Frequency stabilisation and SI tracing of mid-infrared quantum-cascade lasers for precision molecular spectroscopy

TL;DR

This paper presents a robust method for stabilizing and referencing mid-infrared quantum-cascade lasers, enabling high-precision molecular spectroscopy through linewidth narrowing, frequency stabilization, and SI-traceable absolute frequency calibration.

Contribution

It introduces a novel approach combining linewidth narrowing, frequency stabilization, and SI-traceable referencing of MIR QCLs using an optical frequency comb and remote primary standard.

Findings

Achieved a frequency instability of 5×10⁻¹³ at 1 s

Demonstrated absolute frequency calibration via remote SI-traceable standard

Implemented phase lock of QCL to a linewidth-narrowed optical frequency comb

Abstract

The advancement of technologies for the precise interrogation of molecules offers exciting possibilities for new studies in the realms of precision spectroscopy and quantum technologies. Experiments in these domains often address molecular vibrations in the mid-infrared (MIR) spectral region, thus generating the need for spectrally pure and accurate MIR laser sources. Quantum-cascade lasers (QCLs) have emerged as flexible sources of coherent radiation available over a wide range of MIR frequencies. Here, we demonstrate a robust approach for the simultaneous linewidth narrowing, frequency stabilisation, and absolute frequency referencing of MIR QCLs all of which are prerequisites for precise spectroscopic experiments.
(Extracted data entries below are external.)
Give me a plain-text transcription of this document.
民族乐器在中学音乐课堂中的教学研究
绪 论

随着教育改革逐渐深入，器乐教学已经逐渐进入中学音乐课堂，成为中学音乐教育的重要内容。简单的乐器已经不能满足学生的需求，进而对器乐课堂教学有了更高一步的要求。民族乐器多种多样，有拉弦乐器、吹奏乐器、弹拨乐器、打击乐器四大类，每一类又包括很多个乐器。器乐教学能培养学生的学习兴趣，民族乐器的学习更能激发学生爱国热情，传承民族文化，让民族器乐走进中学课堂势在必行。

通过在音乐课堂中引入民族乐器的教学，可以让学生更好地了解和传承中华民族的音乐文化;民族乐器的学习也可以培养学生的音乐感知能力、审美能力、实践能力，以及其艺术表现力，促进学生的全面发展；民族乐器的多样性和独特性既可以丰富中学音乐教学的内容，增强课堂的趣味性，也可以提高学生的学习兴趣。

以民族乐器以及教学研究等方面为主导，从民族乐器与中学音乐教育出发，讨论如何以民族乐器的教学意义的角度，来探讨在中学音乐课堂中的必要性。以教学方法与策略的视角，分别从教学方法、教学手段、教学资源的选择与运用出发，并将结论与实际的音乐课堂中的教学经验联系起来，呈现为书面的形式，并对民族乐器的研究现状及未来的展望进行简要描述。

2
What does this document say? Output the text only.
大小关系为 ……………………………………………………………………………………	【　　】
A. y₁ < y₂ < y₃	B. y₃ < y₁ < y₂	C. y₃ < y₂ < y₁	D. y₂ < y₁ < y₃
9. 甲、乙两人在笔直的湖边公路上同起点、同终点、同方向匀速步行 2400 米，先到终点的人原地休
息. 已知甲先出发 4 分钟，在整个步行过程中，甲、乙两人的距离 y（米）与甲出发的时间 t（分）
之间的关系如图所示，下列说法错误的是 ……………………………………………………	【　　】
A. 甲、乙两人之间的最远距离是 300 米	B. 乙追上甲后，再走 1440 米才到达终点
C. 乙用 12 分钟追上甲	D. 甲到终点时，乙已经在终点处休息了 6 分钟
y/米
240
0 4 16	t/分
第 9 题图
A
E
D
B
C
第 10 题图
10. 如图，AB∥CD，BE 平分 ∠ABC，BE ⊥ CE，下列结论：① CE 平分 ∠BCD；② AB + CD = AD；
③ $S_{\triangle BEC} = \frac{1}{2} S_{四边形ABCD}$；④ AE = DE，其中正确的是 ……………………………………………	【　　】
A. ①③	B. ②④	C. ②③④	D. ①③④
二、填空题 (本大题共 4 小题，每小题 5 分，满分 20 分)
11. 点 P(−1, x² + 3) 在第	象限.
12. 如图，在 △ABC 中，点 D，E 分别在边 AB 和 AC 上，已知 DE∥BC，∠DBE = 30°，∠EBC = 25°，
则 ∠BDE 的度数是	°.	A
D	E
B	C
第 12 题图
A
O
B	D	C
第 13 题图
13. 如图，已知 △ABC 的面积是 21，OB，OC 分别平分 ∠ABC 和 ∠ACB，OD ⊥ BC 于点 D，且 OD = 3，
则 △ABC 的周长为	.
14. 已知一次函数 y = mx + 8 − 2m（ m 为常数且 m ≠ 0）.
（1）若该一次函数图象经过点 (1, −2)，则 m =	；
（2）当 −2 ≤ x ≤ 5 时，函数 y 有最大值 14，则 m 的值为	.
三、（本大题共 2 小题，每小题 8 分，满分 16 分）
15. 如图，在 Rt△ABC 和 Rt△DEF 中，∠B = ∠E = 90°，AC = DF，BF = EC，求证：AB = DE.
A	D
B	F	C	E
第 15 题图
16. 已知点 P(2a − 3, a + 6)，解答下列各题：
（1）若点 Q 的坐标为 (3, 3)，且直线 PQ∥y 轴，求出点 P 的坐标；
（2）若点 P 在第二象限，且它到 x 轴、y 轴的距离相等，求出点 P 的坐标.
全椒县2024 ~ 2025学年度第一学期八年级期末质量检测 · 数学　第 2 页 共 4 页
Following upconversion of its radiation to the visible domain, we implement a phase lock of the QCL to a linewidth-narrowed optical frequency comb which is referenced to a remote SI-traceable primary frequency standard via a fibre link for absolute frequency calibration. To achieve a reliable frequency counting of the beat note between the QCL and the OFC, we employ redundant tracking oscillators and demonstrate a frequency instability of $5\times10^{-13}$ at 1 s and $2\times10^{-14}$ at 1000 s integration time, limited by the accuracy of our remote reference.